Go Ye Therefore

The Law of Influence Part 4

David Led Before Saul Left – 1 Chronicles 11:1-3

As the most influential man in the country, David was leading long before Saul lost his throne.

Like it or not, position doesn’t make a person a leader. Title may give someone authority, but not influence. Influence comes from the person; it must be earned. David had earned it and Saul had not. Why was this so?

  1. Unity: David rallied the people and created unity (v. 1).
  2. Identification: David identified with his followers as family (v. 1).
  3. Credibility: David effectively led various military campaigns (v. 2).
  4. Anointing: David enjoyed God’s hand and power on his life (v. 2).
  5. Partnership: David worked cooperatively with key leaders, not over them (v. 3).

Esther’s Influence – Esther 1:12

When Queen Vashti refused to be put on display, King Ahasuerus grew angry. At the counsel of his advisors, he removed her from office, opening the door for Esther to take her spot. Esther serves as a marvelous illustration of how God uses one person’s influence to accomplish His plans!

Measuring Leadership – Psalm 82:1-8

Many passages in Scripture declare God to be the Ultimate Judge (Ps. 7:8; 9:8; 10:18; 26:1; Prov. 31:9; Is. 1:17; etc.). A judge brings justice to bear, punishing the criminal and rewarding the righteous.

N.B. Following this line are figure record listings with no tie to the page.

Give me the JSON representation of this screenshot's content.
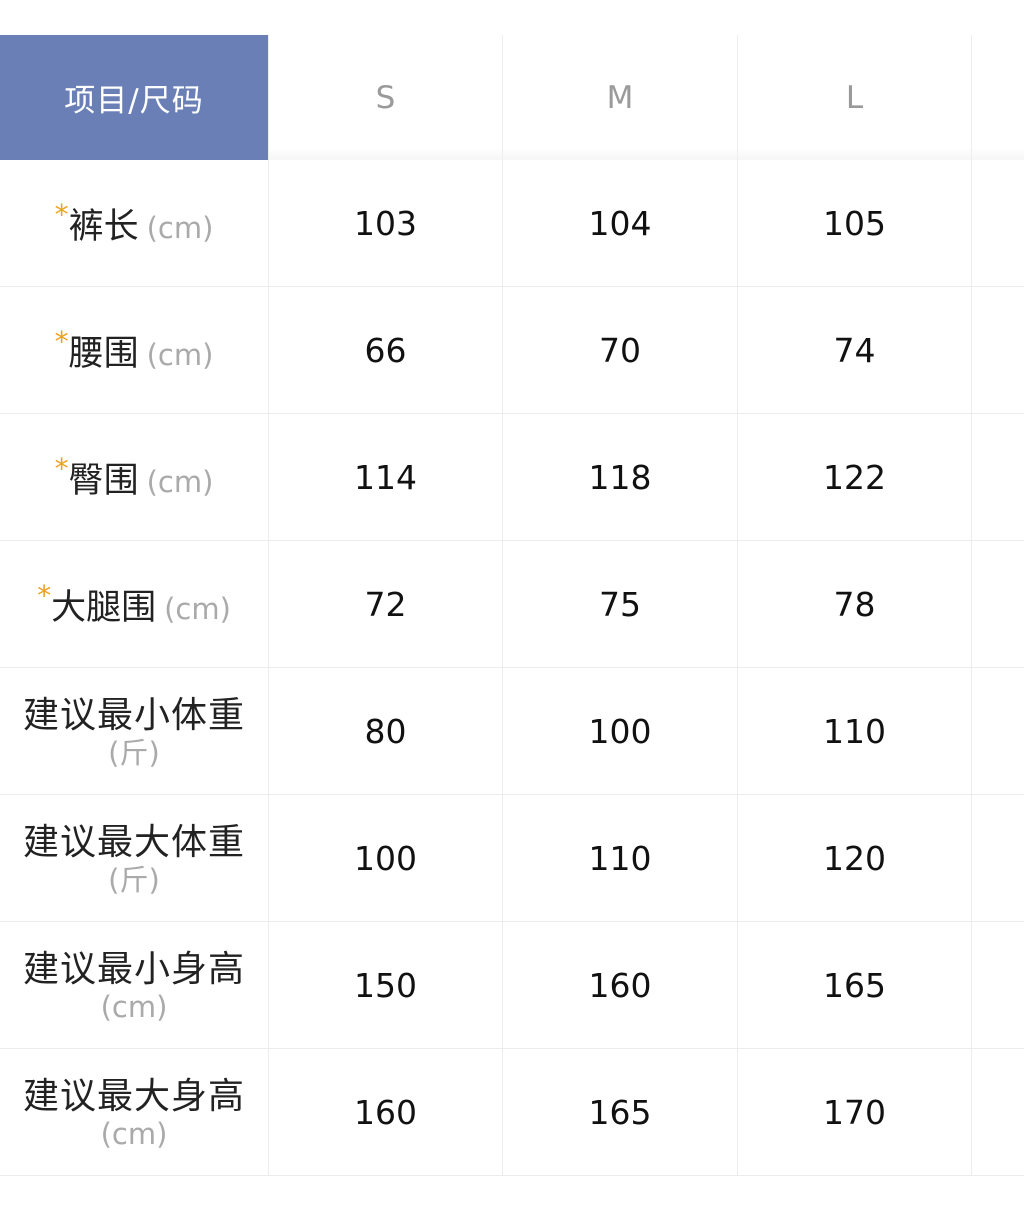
{
  "header": {
    "corner": "项目/尺码",
    "sizes": [
      "S",
      "M",
      "L"
    ]
  },
  "colors": {
    "header_bg": "#6a7fb6",
    "asterisk": "#f0a020"
  },
  "rows": [
    {
      "required": "*",
      "label": "裤长",
      "unit": "(cm)",
      "values": [
        "103",
        "104",
        "105"
      ]
    },
    {
      "required": "*",
      "label": "腰围",
      "unit": "(cm)",
      "values": [
        "66",
        "70",
        "74"
      ]
    },
    {
      "required": "*",
      "label": "臀围",
      "unit": "(cm)",
      "values": [
        "114",
        "118",
        "122"
      ]
    },
    {
      "required": "*",
      "label": "大腿围",
      "unit": "(cm)",
      "values": [
        "72",
        "75",
        "78"
      ]
    },
    {
      "label": "建议最小体重",
      "unit": "(斤)",
      "values": [
        "80",
        "100",
        "110"
      ]
    },
    {
      "label": "建议最大体重",
      "unit": "(斤)",
      "values": [
        "100",
        "110",
        "120"
      ]
    },
    {
      "label": "建议最小身高",
      "unit": "(cm)",
      "values": [
        "150",
        "160",
        "165"
      ]
    },
    {
      "label": "建议最大身高",
      "unit": "(cm)",
      "values": [
        "160",
        "165",
        "170"
      ]
    }
  ]
}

But before the final Day of Judgment, God uses His leaders to vindicate His people and urge the wicked to repent. God has entrusted His leaders with the gospel of Jesus Christ, through which men can be delivered from final judgment. Listen to the Lord’s promise to His people: “I will restore your judges as at the first” (Is. 1:26). Spiritual leaders are to take this task seriously and to use their influence to promote justice. This differentiates true judges from false judges:

True Judges False Judges
1. Chosen and appointed by God (Deut. 16:18) 1. Rule by their own power (Jer. 5:30, 31)
2. Responsible for certain areas (2 Chr. 19:5) 2. Lead others astray (Mic. 3:5)
3. Righteous and trustworthy (Deut. 16:18) 3. Irresponsible, selfish (Mic. 3:1, 2)

People Thrive or Groan – Proverbs 29:2-18

People reflect their leader. We cannot expect followers to grow beyond their leader. We cannot expect followers to turn out fundamentally different from their leader. People feel attracted to leaders like them; they also reflect those who lead them. Consider what Proverbs 29 tells us about the influence of good and bad leaders:

  1. Attitudes (v. 2) 
    When good leaders rule, people rejoice; when the wicked reign, people groan.
  2. Stability (v. 4) 
    When moral leaders rule, they establish justice; compromising leaders tear things down.
  3. Compassion (v. 7) 
    Good leaders express concern for the poor; bad leaders reflect no compassion for anyone.
  4. Honesty (v. 12) 
    When leaders pay attention to lies, their staff begins to esteem the same deceptions.
  5. Vision (v. 18) 
    Solid vision keeps everyone on track; chaos reigns wherever the vision lapses.